Por Rolando Hernández
El gobierno por segunda ocasión insiste en la aplicación de una nueva reforma fiscal en la República Dominicana. La misma ha sido preparada por el Ministerio de Economía y Hacienda, pero que debe ser aprobada por el Congreso Nacional en la nación dominicana.
Como todas las reformas, más que favorecer una mayor estabilidad económica, la reforma tiene como finalidad incrementar las recaudaciones fiscales que necesitan los gobiernos para enfrentar sus permanentes déficits presupuestarios.
“El proyecto, que busca recaudar entre 40,000 y 50,000 millones de pesos, apenas implica un 17.8 % del déficit fiscal estimado para 2026, que se presupuestó en 280,575.3 millones de pesos” reconoce el ministro de Economía y Hacienda, Magín Díaz. Solo el aún ineficiente servicio energético para el presente año necesitara de 20 a 25 mil millones de pesos para disminuir el déficit económico que enfrenta.

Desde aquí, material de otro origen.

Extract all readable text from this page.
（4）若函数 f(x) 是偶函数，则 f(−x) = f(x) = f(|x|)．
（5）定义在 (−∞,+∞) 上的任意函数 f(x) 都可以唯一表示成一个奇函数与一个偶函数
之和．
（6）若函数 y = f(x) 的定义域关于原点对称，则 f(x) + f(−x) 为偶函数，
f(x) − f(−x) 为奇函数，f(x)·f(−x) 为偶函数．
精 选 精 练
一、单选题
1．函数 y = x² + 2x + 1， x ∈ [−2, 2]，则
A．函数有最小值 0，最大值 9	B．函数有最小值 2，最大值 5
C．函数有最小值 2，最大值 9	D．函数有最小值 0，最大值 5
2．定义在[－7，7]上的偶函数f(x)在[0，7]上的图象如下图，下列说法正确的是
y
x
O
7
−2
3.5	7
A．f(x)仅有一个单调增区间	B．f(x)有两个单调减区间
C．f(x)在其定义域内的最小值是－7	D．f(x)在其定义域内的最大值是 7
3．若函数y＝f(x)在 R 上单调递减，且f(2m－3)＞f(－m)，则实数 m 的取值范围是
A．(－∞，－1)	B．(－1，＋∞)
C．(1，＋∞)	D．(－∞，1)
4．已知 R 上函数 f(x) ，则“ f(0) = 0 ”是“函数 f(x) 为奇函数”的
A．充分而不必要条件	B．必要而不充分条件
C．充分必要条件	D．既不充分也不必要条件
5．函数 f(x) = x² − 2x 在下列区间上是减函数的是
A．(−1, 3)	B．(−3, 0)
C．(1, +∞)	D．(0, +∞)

Entre las medidas que establece la nueva reforma fiscal están: incremento del Impuesto Sobre la Renta (ISR) a las grandes empresas que aportarían al Estado 15 mil millones de pesos, el aumento del impuesto a la transferencia y cheques más de 8 mil millones, el alza de los 10 dólares a los pasajes aéreos entre 7 mil millones y 8 mil millones de pesos y el incremento de las tasas a los juegos de azar recaudaría entre 2 mil y 3 mil millones de pesos dominicanos.
Lo paradójico es que los dominicanos del exterior y los turistas que superan los 10 millones de visitantes al año continúan pagando elevados precios por los boletos aéreos en los que se incluye el pago de 10 dólares por la tarjeta de turista.
En tanto que en las tasas o montos tributarios que suben incluyen el impuesto a las transferencias electrónicas aumenta de 0.15 % a 0.20 % aunque el 80 % de ese tributo lo pagan las empresas, aumento transitorio (de tres años) de la tasa del impuesto sobre la renta empresarial hasta un 30 %, solo para empresas con ingresos superiores a 1 mil millones de pesos al año.
Solo unas mil empresas serán afectadas por la medida, pero para una economía voluminosa como la dominicana, esa cantidad no es muy representativa para las compañías que serán afectadas por la medida.
También se establece una tasa del impuesto selectivo a los cigarrillos electrónicos de un 55 %, aumento de la tasa de tributación de casinos y juegos de azar y establece un nuevo tramo del ISR personal a tasa de 27 % para salarios mayores a 400,000 pesos mensuales.
Mientras que en lo relacionado a la reducción de impuestos contempla la eliminación del 2 % del impuesto a las hipotecas, el cual se paga cuando se pide un préstamo para una vivienda, supresión del 1 % del impuesto a la constitución de compañías, la eliminación del impuesto selectivo a los seguros de vida, derogación de los anticipos a microempresas que beneficiará el 78 % de las 140,000 empresas que reportaron el Impuesto Sobre la Renta el pasado año y la derogación al sector agropecuario del anticipo e impuestos a los activos.
Aunque no lo establece, la reforma que aún está a tiempo, debería incluir una reducción al Itebis (Impuesto a la Transferencia de Bienes Industrializados) que en la actualidad es de un 18 por ciento y la eliminación del 10 % que pagan los dominicanos de los intereses recibidos de sus cuentas de ahorros en la nación dominicana. Qué importante sería tener una reforma fiscal que pueda incluir a todos a todos los dominicanos.